Baba: An Obituary

Baba as a young man 
What can you say about an 86- year old man who died?
That he was a good husband and father, he loved his grandchildren, he lived a long life and now his allotted span has ended.
My father died last night. They say that you never really become adult until your father passes away. In that case I am finally an adult at this ripe old age. It is clichéd to say that an era has ended, but that is exactly what has happened. He was the last surviving member of his generation of a family that boasted 10 siblings. He belonged to a time when fathers were firm, stern and heard. His idea of parenting was a model had probably passed its sell by  the time he became a father, but nobody told him. We, my sister and I, loved him, but were scared of him almost in equal measure during the days that we were growing up. But as I grew to adult life, I could see him more a person, a man who had his faults and his strengths, who did good most of the time, but sometimes did things he could perhaps have avoided, who was loving and stern in equal measure: who was, in fact a man like any other: no saint, no sinner, but a human being warts and all.

My father was born in 1929 in Nagpur which was where my grandfather, who worked in the All India Audits and Accounts Service  was then posted. He was brought up however in Berhampur, Murshidabad. He was inordinately proud of his hometown and always insisted that it was the best moffusil town in Bengal. After doing his schooling and ISc there, he joined the marine services and later joined the Calcutta Port Commissioners as it was then called. I remember him as the captain of his ship, striding the deck as a master of all he surveyed.
 He dominated our family. He was the definite pater familias and we were unable to get a word in edgeways. In time I rebelled, but of the time when I speak he was the strict, but kind leader of the household . We looked upon him as the lead whenever any trouble loomed  and he never failed us.
I now realize how difficult it must have been in those days to bring us up. Those were the days when Government officers were gradually losing their primacy. Those who had an elastic conscience made up for a loss of influence by turning to corruption. But for people like my father, the slow but steady erosion of status and power was baffling and I think that he never really reconciled himself to the new dispensation where over the seventies and eighties when money earned by whatever means seemed to be the only criteria of worth.
My father was simple minded in many ways. He could be cheated out of many things which were his right and was.
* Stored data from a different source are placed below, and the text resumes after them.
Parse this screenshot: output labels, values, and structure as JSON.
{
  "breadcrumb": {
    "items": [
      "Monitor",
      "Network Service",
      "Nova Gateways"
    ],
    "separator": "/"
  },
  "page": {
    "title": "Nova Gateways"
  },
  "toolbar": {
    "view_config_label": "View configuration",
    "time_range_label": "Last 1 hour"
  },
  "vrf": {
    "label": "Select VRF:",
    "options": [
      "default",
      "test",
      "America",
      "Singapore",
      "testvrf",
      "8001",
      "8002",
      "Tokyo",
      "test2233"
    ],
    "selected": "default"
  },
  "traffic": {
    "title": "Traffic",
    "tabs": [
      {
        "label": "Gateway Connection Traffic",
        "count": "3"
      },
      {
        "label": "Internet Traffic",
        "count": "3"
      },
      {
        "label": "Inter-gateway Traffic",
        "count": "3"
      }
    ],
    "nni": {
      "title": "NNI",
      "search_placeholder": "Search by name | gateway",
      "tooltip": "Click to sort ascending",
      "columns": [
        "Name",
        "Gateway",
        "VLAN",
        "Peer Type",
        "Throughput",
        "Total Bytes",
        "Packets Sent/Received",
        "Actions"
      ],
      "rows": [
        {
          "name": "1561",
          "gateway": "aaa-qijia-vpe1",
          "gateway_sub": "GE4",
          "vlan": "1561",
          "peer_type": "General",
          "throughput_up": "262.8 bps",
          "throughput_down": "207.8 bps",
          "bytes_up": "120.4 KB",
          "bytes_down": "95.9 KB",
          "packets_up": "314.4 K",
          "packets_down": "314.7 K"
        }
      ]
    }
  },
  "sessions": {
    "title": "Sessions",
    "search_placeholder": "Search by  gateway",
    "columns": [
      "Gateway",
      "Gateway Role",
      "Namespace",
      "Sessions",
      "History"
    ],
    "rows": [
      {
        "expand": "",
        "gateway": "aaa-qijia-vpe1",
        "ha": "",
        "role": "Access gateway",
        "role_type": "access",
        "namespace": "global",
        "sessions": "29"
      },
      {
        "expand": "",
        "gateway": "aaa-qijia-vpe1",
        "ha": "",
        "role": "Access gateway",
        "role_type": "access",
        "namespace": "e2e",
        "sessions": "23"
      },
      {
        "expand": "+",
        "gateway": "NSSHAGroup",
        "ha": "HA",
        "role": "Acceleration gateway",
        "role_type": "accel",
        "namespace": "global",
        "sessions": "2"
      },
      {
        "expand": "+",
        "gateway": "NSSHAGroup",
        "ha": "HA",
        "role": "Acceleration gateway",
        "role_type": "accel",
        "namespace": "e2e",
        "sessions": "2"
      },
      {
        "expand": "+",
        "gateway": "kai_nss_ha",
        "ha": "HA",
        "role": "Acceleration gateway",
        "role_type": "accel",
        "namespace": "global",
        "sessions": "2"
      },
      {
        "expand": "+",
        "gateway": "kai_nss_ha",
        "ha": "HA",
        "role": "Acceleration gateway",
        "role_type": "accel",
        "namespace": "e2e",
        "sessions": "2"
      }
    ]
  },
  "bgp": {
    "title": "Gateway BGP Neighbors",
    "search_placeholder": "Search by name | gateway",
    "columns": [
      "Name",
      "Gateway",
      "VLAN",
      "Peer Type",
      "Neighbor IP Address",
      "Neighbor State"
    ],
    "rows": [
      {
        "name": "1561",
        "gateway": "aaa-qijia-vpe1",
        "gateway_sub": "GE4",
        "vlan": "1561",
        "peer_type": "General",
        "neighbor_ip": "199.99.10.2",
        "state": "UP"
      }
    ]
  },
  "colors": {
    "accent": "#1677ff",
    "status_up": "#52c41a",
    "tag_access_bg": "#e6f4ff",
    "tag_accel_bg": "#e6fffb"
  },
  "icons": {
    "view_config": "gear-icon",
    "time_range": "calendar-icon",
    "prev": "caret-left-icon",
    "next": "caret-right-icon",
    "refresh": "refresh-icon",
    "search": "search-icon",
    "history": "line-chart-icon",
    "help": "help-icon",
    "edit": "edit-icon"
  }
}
But his biggest quality was his ability to face whatever life threw at him and to accept it. I can never forget that he accepted my divorce and remarriage though it went against the grain of all that he held dear in his world view. He proved to me that his love for me was unconditional; I wish I could say the same.
He loved my mother with a devotion that did not change in 60 years. In our short half life romantic invovement days, it is difficult to imagine how much he loved and depended on my mum. There was nothing that he ever did that she did not influence, it was a love story that endured and only death could end. They had celebrated their 60th anniversary this February.
His last years were unfortunately spent in the grips of Alzheimer’s disease. He was bedridden; he could not even recognize us. However the smile that could really light up his face endured and suddenly he would smile and it would be the Baba we knew, we loved and respected.
They say you never become an adult until your father dies. Baba, you are gone, I am now adult. I wish I had died as a child.

Comments

Anonymous said…
Beautifully written. My condolences on the passing of your father.